Никакой сексуальной жизни нет. Люсия панически страшится забеременеть. А так как церковь запрещает контрацепцию, всякие противозачаточные средства, а она ни на капельку не отклонится от полного и всецелого подчинения законам церкви...
Адан уже сотни раз убеждал ее, что шансы опять родить ребенка с врожденным дефектом тысяча к одному, даже миллион к одному, но логики для нее не существует. Она знает, что он прав, но как-то ночью со слезами признается ему, что ей невыносимо само воспоминание о той минуте в госпитале, когда ей сказали, когда она увидела....
Ей нестерпима даже мысль о возможности снова пережить такую минуту.
Люсия несколько раз поддавалась его уговорам — в безопасные дни, конечно, — но лежала как замороженная. Ужас и чувство вины, подумал Адан, не возбуждают.
Правда в том, хочется сказать ему Ривере, что для него это не важно. Он занят на работе, занят дома, и вся его энергия уходит на ведение бизнеса (своеобразный характер этого бизнеса никогда не обсуждается), на заботу об очень больной, имеющей серьезные физические недостатки девочке, и попытки найти лечение для нее.
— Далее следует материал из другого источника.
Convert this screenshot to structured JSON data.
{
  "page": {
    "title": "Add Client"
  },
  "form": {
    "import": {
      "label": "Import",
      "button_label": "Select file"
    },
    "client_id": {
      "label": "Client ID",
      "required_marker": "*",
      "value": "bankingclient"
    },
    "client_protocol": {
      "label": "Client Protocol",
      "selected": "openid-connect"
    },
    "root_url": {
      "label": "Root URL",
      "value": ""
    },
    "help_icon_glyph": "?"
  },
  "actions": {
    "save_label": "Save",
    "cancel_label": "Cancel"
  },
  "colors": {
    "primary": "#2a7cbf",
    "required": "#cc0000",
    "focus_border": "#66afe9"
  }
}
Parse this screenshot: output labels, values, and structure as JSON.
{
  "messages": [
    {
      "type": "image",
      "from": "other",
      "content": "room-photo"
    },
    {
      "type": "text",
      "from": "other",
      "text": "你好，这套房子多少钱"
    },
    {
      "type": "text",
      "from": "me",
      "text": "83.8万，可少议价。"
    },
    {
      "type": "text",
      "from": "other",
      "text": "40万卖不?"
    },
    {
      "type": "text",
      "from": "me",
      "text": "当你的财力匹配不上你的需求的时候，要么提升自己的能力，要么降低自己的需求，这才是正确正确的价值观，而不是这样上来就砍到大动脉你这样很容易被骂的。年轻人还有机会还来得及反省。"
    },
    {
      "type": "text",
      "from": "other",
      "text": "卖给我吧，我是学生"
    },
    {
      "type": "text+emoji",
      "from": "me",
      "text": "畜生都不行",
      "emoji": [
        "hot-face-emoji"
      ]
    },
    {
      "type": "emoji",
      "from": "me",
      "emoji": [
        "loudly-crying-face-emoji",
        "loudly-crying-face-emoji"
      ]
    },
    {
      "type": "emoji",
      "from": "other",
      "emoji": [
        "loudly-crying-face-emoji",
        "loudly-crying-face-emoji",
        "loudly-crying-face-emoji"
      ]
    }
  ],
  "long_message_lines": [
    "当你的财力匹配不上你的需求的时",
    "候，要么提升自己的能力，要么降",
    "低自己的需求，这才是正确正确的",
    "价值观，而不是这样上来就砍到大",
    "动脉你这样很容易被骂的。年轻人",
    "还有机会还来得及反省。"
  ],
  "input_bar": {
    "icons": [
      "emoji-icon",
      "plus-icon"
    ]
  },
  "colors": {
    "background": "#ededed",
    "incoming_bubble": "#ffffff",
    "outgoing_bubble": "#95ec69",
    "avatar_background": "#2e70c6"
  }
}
В сравнении со страданиями их дочери мучения из-за отсутствия сексуальной жизни — сущие пустяки.
— Я люблю свою жену, — говорит он Ривере.
— Я всячески убеждал ее родить еще детей, — говорит Ривера. — Чтобы...
Ну довольно, думает Адан. Это уже оскорбительно.
— Отец, — перебивает он, — сейчас наша главная и единственная забота — Глория.
Адан оставляет на столе чек.
Идет домой и рассказывает Люсии, что разговаривал с отцом Риверой и беседа эта укрепила его веру.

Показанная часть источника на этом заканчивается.